Bonnie Riggs, an analyst with the NPD Group, who has no relation to Pita Pit's Riggs, noted that the last time restaurants raised prices too much the industry saw traffic and sales plummet. She is seeing that happen again.
"Restaurant operators continue to take price and if they continue to take price, and not take it selectively... the consumer will reject them," NPD's Riggs told CNBC. "Evaluate your menu, take price on those things where your margins are better, but to take an across-the-board increase is almost like a kiss of death in today's market, because we continue to deal with a cautious and controlled spending consumer."
The restaurant industry has been plagued with choppy sales and soft traffic throughout 2016, the result of "having more restaurants than bodies to fill them," Riggs said.
While the growth in the number of diners has remained steady at about 1 percent per year since 2010, restaurant traffic came to a standstill in the first two quarters of 2016 and then turned slightly negative in the third quarter. Results aren't in for the fourth quarter, but expectations are for similar trends.
In order for restaurants to succeed in this saturated market, they must give consumers a "compelling reason" to visit, Riggs added.
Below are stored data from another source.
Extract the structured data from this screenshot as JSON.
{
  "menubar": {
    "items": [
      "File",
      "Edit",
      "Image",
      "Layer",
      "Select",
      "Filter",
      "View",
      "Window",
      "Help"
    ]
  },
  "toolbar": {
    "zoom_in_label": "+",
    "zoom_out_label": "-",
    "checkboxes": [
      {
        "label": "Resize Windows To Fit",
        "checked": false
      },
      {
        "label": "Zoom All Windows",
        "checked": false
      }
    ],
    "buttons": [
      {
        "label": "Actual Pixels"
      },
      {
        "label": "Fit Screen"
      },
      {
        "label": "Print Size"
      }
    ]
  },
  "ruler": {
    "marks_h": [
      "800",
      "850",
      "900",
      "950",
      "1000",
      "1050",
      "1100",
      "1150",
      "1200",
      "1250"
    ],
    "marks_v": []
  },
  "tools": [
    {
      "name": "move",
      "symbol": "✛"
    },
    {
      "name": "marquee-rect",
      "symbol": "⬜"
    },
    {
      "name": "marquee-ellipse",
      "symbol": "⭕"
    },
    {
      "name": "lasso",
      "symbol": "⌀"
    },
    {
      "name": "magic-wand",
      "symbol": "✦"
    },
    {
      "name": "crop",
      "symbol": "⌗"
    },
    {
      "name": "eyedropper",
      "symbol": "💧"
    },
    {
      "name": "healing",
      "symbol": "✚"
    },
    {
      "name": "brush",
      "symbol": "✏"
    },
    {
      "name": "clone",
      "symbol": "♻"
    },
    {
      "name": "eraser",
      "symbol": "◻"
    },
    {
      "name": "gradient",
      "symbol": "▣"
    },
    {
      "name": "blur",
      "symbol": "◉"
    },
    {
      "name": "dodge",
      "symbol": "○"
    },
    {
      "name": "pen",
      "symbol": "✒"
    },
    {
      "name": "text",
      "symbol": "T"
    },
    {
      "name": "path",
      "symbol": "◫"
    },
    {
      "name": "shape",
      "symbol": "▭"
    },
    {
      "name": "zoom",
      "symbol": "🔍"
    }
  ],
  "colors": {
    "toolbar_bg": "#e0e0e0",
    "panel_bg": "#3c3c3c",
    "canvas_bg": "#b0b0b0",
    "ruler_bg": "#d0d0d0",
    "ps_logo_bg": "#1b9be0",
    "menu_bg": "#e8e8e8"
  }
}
Brand loyalty, quality customer service and quality food will drive traffic and sales.
Riggs points to Domino's and Chick-fil-A as chains that have been very successful at enticing repeat customers.
"The thing of it is, the market has become so fragmented that your competition is not just the next restaurant down the street," she said, adding that consumers have more choices now when they want to buy a prepared meal.